Hide & Seek: Transformer Symmetries Obscure Sharpness & Riemannian Geometry Finds It

This paper introduces geodesic sharpness, a novel measure using Riemannian geometry to account for transformer symmetries on a quotient manifold, demonstrating stronger correlations with generalization across diagonal networks, vision transformers, and language models compared to traditional adaptive sharpness.

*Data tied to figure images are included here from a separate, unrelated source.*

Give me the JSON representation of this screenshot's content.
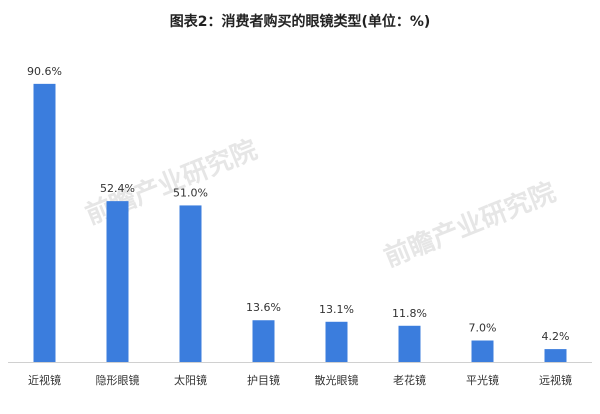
{
  "chart_data": {
    "type": "bar",
    "title": "图表2：消费者购买的眼镜类型(单位：%)",
    "categories": [
      "近视镜",
      "隐形眼镜",
      "太阳镜",
      "护目镜",
      "散光眼镜",
      "老花镜",
      "平光镜",
      "远视镜"
    ],
    "values": [
      90.6,
      52.4,
      51.0,
      13.6,
      13.1,
      11.8,
      7.0,
      4.2
    ],
    "value_labels": [
      "90.6%",
      "52.4%",
      "51.0%",
      "13.6%",
      "13.1%",
      "11.8%",
      "7.0%",
      "4.2%"
    ],
    "color": "#3b7ddd",
    "watermark": "前瞻产业研究院"
  }
}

Transformer, Representation Learning, Efficiency, Robustness

Marvin F. da Silva, Felix Dangel, Sageev Oore

Dalhousie University, Vector Institute for Artificial Intelligence

Generated by grok-3

Background Problem

The paper addresses the challenge of predicting generalization in neural networks, particularly transformers, where traditional sharpness measures (indicating how much loss changes with small parameter perturbations) show weak correlation with generalization performance. Existing measures like adaptive sharpness account for simpler symmetries (e.g., parameter rescaling) but fail to capture the richer, higher-dimensional symmetries in transformer attention mechanisms, such as GL(h) symmetry. This leads to ambiguities in parameter space where different parameter values represent the same function, obscuring the true relationship between sharpness and generalization. The key problem solved is developing a symmetry-invariant sharpness measure to better predict generalization in transformers.

Method

The core idea is to redefine sharpness on a quotient manifold that accounts for transformer symmetries by using Riemannian geometry, thus eliminating ambiguities from parameter equivalences. The method, termed ‘geodesic sharpness,’ involves: (1) constructing a quotient manifold by quotienting out symmetries (e.g., GL(h) in attention layers) to represent equivalent parameter configurations as single points; (2) defining sharpness within a geodesic ball on this manifold, where perturbations follow geodesic paths (curved trajectories respecting the manifold’s geometry) rather than Euclidean straight lines; (3) approximating geodesics using Taylor expansions with Christoffel symbols for curvature when analytical solutions are unavailable. This approach generalizes adaptive sharpness by incorporating higher-order curvature terms and symmetry-compatible metrics, ensuring invariance under transformer-specific symmetries.

Experiment

Experiments were conducted on diagonal networks with synthetic data, vision transformers fine-tuned on ImageNet-1k, and language models (BERT) fine-tuned on MNLI. The setup for diagonal networks involved training 50 models on sparse regression tasks, showing geodesic sharpness outperforming adaptive sharpness with Kendall rank correlations of -0.83 and -0.86 versus -0.68. For vision transformers (72 CLIP ViT-B/32 models), geodesic sharpness achieved correlations of -0.71 and -0.70 compared to -0.41 for adaptive sharpness, though the negative correlation (sharper models generalize better) was unexpected. For language models (35 BERT models), geodesic sharpness showed positive correlations of 0.28 and 0.38, while adaptive sharpness failed at 0.06. The experimental design was comprehensive, testing across diverse architectures and datasets, but the varying correlation signs suggest task-specific behaviors not fully explained. Results generally matched the expectation of stronger correlation with generalization, though computational costs and approximation errors in geodesic calculations were not deeply analyzed, which could impact practical applicability.

Further Thoughts

The varying sign of correlation between geodesic sharpness and generalization across tasks (negative for vision transformers, positive for language models) is a profound observation that warrants deeper investigation. It suggests that the relationship between sharpness and generalization might be modulated by the nature of the data or task, an area the authors themselves flag for future work. This could tie into broader discussions in representation learning, where the geometry of learned representations might differ significantly between vision and language domains due to inherent data structures (e.g., spatial hierarchies in images versus sequential dependencies in text). A potential connection could be drawn to works on emergent abilities in large language models, where scaling and architecture-specific behaviors influence generalization in unexpected ways. Exploring whether geodesic sharpness could serve as a diagnostic tool for understanding these emergent properties, or integrating data symmetries alongside parameter symmetries, might provide a more holistic view of generalization. Additionally, the computational burden of geodesic calculations raises questions about scalability—could approximations or alternative geometric frameworks (e.g., information geometry) offer similar insights with lower overhead? This paper opens a critical dialogue on the interplay between model architecture, data, and generalization, pushing the field to reconsider fundamental assumptions about sharpness.